Can Forum Selection Clause Be Circumvented Because Foreign Law Might Be ''Less Favorable'' ?

In Roby v. Corporation of Lloyd's, 996 F.2d 1353 (2nd Cir. 1993), the plaintiff investors contended that choice of law clauses contained in their agreements were unenforceable because, inter alia, English courts would not apply United States securities laws, Support for this position came from "the undisputed testimony of a British attorney that neither an English court nor an English arbitrator would apply the United States securities laws, because English conflict of law rules do not permit recognition of foreign tort or statutory law." See Roby, 996 F.2d at 1362. Notwithstanding the testimony before it that certain statutory securities claims might not be available in England, the Roby court held that "it defies reason to suggest that a plaintiff may circumvent forum selection and arbitration clauses merely by stating claims under laws not recognized by the forum selected in the agreement." Roby, 996 F.2d at 1360. Finding the available remedies in England adequate, the court refused to negate contract clauses delineating the application of English law.
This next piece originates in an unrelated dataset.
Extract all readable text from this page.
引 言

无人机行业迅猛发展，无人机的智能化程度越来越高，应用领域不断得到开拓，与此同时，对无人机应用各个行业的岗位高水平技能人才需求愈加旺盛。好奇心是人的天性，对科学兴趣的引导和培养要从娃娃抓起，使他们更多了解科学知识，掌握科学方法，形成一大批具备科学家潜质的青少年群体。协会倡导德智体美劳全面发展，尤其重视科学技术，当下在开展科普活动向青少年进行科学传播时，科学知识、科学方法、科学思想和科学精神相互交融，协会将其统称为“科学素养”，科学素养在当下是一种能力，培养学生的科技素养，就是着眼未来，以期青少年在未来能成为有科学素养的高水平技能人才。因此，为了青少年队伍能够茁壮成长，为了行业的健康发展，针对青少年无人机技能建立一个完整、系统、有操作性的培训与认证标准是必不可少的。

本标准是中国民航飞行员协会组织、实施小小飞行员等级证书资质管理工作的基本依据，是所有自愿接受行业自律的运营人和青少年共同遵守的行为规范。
Roby, 996 F.2d at 1365-66. The Roby court noted that forum selection and choice of law clauses could not be circumvented merely because foreign law or procedure might be different or less favorable than that of the United States. Roby, 996 F.2d at 1363. Instead, the question is whether the application of the foreign law presents a danger that plaintiffs would be deprived of any remedy or treated unfairly. Roby, 996 F.2d at 1363. The Roby court therefore rejected the plaintiffs' argument because it found that they had ample remedies under English law and nothing suggested that the English courts were biased or unfair. Roby, 996 F.2d 1353; See also Allen, 94 F.3d at 929 ("We do not believe that enforcing the parties' forum selection and choice of law provisions in this case will subvert United States securities laws' policy of prohibiting fraud. British law not only prohibits fraud and misrepresentations as do the United States securities laws, but also affords plaintiffs adequate remedies in the United Kingdom.").